A nível de consultas de especialidades, tipicamente uma das dimensões mais frágeis do nosso SNS, assistimos igualmente a uma acentuada quebra da produção hospitalar. No ano passado, estão registados 313.852 episódios de consulta de especialidade em contexto hospitalar. Este ano, foram realizadas apenas 258.828 consultas, uma preocupante diminuição de 60 mil consultas.

Este impacto estendeu-se às atividades de prevenção e promoção da saúde. Foram administradas menos quatro mil vacinas este ano em relação ao período homólogo do ano passado. Foram emitidos menos 206 mil pedidos de análises laboratoriais, menos 40 mil pedidos de exames de cardiologia e 10 mil pedidos de anatomia patológica, responsável pela identificação – entre outras coisas – de patologias do foro oncológico.

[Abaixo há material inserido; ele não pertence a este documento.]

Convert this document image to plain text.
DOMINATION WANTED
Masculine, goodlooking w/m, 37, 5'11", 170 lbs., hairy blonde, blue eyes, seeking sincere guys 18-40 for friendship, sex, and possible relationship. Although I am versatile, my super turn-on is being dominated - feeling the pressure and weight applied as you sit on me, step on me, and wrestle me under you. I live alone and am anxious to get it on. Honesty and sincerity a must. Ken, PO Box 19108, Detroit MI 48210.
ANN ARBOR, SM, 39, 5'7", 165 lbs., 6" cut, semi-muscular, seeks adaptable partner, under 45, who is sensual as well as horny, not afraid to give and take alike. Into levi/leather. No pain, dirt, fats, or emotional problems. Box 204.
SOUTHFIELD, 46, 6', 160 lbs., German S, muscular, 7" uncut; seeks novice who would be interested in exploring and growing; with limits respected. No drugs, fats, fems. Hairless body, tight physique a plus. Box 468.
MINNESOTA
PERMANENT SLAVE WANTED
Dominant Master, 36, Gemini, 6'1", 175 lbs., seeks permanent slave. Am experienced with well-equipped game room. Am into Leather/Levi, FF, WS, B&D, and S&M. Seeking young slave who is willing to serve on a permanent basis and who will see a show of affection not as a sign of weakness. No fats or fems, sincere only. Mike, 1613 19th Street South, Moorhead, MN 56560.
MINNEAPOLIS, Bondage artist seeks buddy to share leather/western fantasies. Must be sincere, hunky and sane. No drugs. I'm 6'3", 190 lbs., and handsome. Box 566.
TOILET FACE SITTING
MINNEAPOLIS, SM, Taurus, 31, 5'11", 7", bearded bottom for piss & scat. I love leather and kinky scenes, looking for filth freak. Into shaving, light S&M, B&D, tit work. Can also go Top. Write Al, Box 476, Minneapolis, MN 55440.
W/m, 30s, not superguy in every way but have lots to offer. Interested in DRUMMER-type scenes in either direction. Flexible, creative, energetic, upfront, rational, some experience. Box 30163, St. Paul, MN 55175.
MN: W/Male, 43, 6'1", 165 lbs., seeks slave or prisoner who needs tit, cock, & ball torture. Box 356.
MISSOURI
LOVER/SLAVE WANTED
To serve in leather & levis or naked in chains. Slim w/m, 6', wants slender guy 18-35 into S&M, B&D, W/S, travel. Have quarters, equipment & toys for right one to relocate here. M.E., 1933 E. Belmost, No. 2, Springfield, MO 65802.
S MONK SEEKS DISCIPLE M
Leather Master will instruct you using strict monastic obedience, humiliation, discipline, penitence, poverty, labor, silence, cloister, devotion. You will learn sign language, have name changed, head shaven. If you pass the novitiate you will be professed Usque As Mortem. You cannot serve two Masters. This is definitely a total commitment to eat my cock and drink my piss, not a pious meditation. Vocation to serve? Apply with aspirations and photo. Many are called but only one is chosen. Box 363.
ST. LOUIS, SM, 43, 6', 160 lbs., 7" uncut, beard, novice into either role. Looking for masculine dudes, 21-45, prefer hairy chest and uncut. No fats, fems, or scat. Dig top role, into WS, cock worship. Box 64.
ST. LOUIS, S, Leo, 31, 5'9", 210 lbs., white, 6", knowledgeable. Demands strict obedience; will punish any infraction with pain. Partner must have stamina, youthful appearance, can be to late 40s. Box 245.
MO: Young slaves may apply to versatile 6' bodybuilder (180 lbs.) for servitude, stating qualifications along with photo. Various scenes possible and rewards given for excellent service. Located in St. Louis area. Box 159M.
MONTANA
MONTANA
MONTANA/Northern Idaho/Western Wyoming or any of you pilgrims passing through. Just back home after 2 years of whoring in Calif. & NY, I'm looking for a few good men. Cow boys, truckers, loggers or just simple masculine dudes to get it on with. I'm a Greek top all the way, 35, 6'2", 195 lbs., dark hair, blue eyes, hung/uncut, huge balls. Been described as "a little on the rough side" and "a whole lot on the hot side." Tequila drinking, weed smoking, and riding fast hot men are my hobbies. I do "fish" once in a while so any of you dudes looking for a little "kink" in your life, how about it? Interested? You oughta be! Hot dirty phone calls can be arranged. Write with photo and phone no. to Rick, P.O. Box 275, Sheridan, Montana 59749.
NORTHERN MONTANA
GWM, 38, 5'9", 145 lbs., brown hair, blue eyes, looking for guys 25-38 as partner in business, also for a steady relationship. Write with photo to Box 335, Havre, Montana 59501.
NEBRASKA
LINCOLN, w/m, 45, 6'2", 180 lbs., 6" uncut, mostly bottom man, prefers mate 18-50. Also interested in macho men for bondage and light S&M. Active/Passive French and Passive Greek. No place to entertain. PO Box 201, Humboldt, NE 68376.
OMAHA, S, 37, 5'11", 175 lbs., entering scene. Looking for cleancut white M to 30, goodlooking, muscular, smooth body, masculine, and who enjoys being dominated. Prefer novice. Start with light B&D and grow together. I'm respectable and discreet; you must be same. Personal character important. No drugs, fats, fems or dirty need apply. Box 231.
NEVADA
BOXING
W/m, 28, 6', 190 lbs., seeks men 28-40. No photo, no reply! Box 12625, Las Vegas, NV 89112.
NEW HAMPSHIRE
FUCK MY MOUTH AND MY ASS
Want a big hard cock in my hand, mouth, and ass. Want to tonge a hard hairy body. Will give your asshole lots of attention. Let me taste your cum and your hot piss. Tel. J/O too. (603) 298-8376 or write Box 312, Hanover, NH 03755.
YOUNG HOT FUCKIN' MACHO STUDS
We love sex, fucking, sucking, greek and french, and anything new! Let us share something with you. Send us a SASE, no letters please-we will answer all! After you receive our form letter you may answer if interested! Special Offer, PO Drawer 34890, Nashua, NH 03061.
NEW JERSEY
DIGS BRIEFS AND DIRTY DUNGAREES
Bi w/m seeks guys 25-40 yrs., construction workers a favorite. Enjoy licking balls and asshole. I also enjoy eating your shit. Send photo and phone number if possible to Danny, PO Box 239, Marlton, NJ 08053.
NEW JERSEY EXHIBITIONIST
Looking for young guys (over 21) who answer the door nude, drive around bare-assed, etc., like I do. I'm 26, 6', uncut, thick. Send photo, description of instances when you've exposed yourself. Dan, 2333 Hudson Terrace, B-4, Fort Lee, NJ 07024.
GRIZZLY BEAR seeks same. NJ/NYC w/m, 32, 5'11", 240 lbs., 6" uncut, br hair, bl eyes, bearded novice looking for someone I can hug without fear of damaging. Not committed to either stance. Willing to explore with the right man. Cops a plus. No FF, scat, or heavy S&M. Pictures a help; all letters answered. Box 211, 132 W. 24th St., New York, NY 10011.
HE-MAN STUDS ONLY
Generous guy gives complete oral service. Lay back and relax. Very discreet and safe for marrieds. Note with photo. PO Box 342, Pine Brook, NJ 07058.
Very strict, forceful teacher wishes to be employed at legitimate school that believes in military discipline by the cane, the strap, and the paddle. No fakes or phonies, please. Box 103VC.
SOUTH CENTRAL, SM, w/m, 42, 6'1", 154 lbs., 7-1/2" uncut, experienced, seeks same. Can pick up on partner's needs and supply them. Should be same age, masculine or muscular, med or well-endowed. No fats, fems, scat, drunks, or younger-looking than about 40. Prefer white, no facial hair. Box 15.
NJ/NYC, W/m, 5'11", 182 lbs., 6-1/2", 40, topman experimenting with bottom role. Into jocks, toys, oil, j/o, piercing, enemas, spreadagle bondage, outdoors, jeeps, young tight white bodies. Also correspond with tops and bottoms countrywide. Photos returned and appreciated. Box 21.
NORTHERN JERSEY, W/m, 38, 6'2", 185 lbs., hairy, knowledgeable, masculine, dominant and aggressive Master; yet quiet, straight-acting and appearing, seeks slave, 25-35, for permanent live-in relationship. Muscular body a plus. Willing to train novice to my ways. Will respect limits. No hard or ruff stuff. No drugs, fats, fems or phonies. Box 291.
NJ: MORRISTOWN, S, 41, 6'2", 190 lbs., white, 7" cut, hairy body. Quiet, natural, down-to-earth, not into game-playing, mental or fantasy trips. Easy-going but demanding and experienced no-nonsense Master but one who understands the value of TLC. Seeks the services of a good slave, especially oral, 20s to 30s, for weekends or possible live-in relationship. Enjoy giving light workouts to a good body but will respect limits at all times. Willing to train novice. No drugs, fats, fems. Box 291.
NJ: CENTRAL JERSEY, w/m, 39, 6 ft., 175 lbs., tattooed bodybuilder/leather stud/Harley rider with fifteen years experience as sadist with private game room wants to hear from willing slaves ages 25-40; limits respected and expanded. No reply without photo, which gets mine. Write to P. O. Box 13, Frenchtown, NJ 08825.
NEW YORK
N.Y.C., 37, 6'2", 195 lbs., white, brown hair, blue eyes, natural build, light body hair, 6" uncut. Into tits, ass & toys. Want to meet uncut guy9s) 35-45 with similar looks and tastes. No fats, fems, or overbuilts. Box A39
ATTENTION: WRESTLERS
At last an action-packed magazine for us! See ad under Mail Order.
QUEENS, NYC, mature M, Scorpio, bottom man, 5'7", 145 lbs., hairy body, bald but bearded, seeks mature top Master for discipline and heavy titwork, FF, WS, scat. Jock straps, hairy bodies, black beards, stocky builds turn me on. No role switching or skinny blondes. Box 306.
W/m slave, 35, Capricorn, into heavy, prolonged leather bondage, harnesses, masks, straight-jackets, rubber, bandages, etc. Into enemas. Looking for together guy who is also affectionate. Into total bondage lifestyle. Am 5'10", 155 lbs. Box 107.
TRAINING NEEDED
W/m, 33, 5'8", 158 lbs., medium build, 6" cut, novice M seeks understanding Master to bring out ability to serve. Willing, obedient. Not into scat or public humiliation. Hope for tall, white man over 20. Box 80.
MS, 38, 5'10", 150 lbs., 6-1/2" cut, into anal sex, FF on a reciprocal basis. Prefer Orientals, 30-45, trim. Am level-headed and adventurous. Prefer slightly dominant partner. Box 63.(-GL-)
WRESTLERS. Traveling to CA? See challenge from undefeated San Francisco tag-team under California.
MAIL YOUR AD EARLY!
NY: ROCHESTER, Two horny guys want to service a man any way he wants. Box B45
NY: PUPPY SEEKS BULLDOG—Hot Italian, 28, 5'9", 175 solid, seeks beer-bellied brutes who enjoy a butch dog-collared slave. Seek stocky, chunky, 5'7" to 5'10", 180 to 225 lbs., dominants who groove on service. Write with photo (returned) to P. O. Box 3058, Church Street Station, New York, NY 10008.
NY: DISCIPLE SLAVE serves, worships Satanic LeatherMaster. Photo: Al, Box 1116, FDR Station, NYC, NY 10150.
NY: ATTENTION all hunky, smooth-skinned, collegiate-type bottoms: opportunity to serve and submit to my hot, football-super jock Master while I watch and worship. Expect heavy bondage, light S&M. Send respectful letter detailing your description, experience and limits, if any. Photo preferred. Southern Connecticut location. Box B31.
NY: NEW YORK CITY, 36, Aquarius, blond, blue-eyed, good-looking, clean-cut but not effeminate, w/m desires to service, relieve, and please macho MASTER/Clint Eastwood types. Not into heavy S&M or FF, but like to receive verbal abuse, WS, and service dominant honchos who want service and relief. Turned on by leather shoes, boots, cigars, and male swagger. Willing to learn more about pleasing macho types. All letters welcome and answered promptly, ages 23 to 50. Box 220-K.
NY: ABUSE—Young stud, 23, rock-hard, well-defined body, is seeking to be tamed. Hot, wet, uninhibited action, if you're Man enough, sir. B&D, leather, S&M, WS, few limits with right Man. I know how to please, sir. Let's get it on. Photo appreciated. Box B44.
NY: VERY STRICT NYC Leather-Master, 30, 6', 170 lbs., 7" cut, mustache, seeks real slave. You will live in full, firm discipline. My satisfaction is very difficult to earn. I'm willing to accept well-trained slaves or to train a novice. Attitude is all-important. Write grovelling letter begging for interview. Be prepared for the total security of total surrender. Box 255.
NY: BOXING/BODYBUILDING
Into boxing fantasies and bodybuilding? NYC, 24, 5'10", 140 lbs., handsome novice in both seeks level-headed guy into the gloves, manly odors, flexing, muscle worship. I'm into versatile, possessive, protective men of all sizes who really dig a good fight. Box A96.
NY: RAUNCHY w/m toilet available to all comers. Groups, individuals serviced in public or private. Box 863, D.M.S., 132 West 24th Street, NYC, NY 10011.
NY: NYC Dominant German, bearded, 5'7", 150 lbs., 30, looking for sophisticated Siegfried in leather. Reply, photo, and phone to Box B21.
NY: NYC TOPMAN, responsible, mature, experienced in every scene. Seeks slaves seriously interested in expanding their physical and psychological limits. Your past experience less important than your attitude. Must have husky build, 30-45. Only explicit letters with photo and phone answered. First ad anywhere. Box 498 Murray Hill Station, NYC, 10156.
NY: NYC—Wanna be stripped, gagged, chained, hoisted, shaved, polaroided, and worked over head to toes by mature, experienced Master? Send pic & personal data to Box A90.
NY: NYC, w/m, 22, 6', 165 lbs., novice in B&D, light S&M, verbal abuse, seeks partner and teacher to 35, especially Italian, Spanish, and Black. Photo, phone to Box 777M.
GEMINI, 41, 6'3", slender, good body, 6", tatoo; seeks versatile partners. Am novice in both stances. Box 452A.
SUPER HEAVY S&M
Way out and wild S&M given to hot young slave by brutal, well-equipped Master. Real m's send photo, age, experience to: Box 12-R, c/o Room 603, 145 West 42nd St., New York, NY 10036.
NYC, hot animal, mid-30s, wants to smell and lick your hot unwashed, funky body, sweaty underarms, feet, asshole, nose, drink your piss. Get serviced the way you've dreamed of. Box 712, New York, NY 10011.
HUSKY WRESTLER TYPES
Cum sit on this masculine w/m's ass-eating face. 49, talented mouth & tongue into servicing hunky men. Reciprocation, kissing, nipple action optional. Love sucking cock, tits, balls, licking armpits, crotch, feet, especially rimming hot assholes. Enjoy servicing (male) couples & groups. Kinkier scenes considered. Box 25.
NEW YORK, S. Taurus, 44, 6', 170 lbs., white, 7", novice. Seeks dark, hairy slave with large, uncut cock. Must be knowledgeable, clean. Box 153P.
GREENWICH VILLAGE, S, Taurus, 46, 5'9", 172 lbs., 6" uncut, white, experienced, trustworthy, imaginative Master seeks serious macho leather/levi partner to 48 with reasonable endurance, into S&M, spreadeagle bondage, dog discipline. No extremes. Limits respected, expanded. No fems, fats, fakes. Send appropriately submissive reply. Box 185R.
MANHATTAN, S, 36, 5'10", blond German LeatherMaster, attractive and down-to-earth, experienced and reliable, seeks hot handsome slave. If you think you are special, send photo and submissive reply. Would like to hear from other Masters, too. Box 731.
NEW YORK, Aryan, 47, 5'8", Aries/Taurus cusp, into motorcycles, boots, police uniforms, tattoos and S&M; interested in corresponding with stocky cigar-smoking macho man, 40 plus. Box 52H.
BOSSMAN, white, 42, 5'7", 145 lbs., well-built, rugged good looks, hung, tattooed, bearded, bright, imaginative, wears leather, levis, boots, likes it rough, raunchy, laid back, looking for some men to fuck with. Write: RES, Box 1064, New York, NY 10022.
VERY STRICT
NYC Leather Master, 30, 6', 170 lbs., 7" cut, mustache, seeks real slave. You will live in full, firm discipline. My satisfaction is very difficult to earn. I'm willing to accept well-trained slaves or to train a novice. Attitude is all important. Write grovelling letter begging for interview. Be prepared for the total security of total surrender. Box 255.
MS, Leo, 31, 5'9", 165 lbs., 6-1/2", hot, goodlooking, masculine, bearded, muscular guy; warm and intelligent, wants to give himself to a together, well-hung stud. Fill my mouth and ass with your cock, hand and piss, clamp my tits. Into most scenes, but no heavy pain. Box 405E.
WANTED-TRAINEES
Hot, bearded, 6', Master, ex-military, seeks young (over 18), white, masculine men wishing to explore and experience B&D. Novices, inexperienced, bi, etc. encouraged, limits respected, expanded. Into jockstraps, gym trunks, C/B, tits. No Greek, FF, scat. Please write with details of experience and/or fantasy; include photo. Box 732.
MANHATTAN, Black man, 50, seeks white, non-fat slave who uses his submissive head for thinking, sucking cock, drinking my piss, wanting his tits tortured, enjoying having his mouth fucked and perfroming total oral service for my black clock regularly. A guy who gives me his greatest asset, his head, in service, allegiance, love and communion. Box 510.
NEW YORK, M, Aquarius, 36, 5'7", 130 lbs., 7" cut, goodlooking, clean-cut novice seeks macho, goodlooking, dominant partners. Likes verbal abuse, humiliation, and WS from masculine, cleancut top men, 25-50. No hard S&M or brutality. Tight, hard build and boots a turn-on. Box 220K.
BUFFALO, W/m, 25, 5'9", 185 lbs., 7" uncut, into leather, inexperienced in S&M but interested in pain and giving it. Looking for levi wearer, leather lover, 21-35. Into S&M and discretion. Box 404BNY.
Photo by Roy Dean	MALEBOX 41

A equidade em saúde é das primeiras vítimas da falta de investimento em saúde. Mas os seus efeitos sentem-se mais naqueles já de si mais carenciados, com mais necessidades e com menos meios para procurar formas alternativas de satisfazer as suas necessidades em saúde. A redução das desigualdades em saúde é um dos objetivos do SNS, esta travagem a fundo sem plano de recuperação à vista precisa de ser invertida.

Estes números avassaladores são uma bomba relógio na saúde da população do distrito de Setúbal. O Bloco em várias ocasiões tem chamado a atenção para este problema. Não nos limitamos a alertar, propusemos soluções válidas pela saúde de todos. Porque ninguém pode ficar para trás em tempos de pandemia, o distrito de Setúbal precisa da construção urgente do novo Hospital do Seixal, já aprovada no Parlamento por proposta do Bloco; das obras necessárias no Hospital de Setúbal, da reorganização hospitalar para permitir o recomeço da atividade programada e um programa específico para recuperar tudo o que não foi efetuado. Além disso, é indispensável integrar os 8.400 profissionais da Saúde já previstos no âmbito do OE2020.

A pandemia mostrou que se não contarmos com serviços públicos robustos, estamos mais vulneráveis a todos os males. Isto vale para a pandemia e para qualquer crise económica. O reforço do SNS é prioridade e o verão, antes da próxima campanha da gripe é a altura ideal para trabalhar e corrigir esta situação. Já vamos tarde, mas ainda é possível.